Temanya kami bebaskan agar santri bisa menulis dari hati. Hasilnya luar biasa. Ada cerita tentang persahabatan, perjuangan menuntut ilmu, kepedulian lingkungan, semangat literasi, berkah ilmu sang kiai, hingga kisah haru berjudul Air Mata di Balik Mukenah, ungkapnya.
Ia menegaskan, penerbitan buku ini adalah bagian dari misi madrasah untuk memberikan ruang ekspresi kepada santri. Bukan hanya menulis, tapi juga merasakan proses hingga karya itu diterbitkan.
Ini penting agar santri tahu bahwa tulisan mereka berharga. Dari naskah lomba, diedit, dibukukan, sampai akhirnya bisa dibaca masyarakat di perpustakaan. Itu pengalaman yang tidak semua anak dapatkan, lanjutnya.
Umi berharap kegiatan ini tidak berhenti di satu buku.

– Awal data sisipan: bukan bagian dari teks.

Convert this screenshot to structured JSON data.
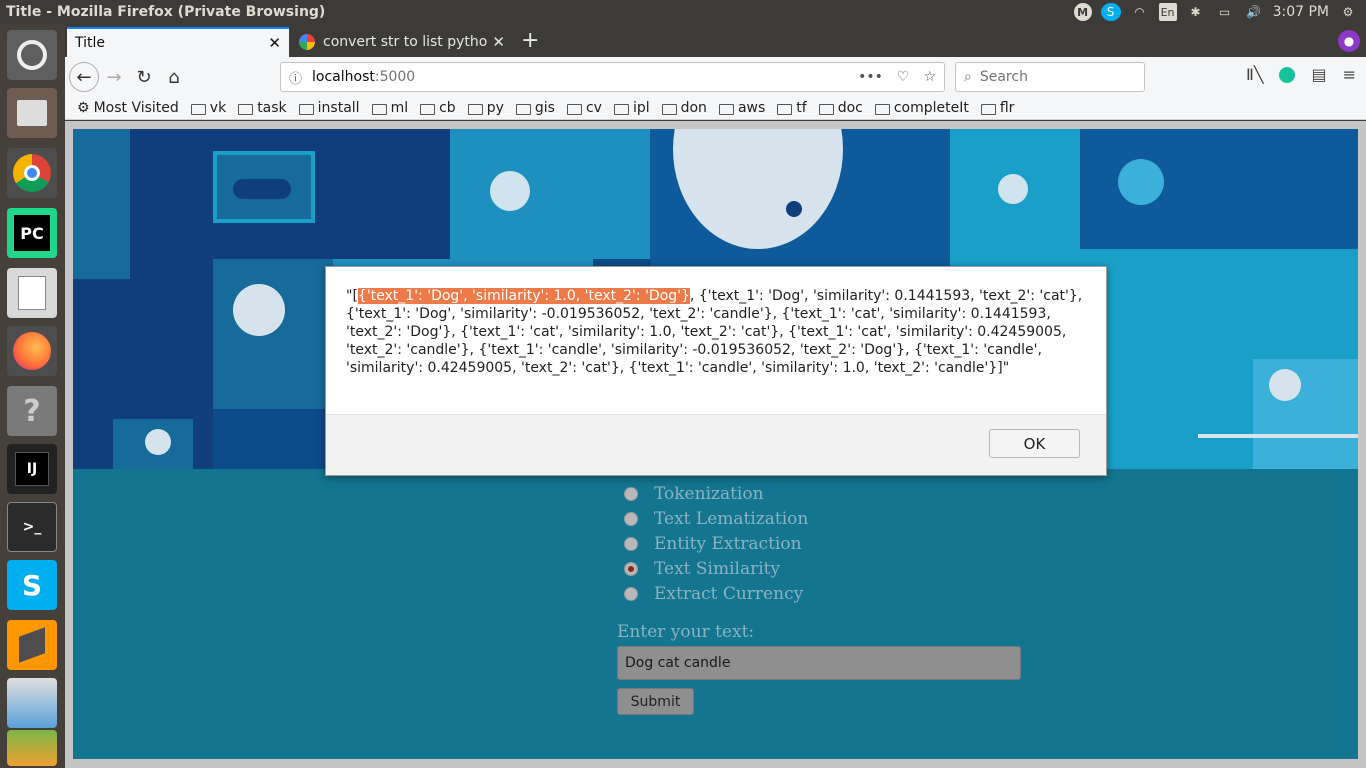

Ke depan, lomba menulis dan penerbitan akan dijadikan program literasi rutin agar santri semakin gemar membaca, berani menulis, kreatif, dan menghasilkan karya yang bermanfaat.
Pihak Dispersip Kabupaten Probolinggo menyambut baik inisiatif tersebut. Pustakawan Dispersip, Hesthiyono Suko Adhi, S.Sos., yang mewakili Kepala Dispersip Ulfiningtyas, SH., MM, mengatakan buku karya santri ini menambah khazanah literasi lokal.
Kami melihat ini sebagai kekayaan literasi yang tumbuh dari bawah, dari lingkungan pendidikan. Kami berharap lembaga pendidikan lain bisa meniru. Karya peserta didik dihimpun, diterbitkan, lalu diletakkan di perpustakaan agar dibaca lebih luas, ujarnya.
Dengan masuknya Catatan Pena Teristimewa ke koleksi Perpusda, buku ini kini bisa diakses siapa saja. Artinya, suara para santri Zaha Genggong tidak lagi menggema di lingkungan madrasah saja, tapi juga di ruang publik.
Kehadiran buku ini menjadi bukti bahwa gerakan literasi di pesantren bukan sekadar wacana. Dari pena sederhana, lahir karya yang kini berdiri sejajar dengan buku-buku lain sebagai bagian dari sejarah literasi Kabupaten Probolinggo.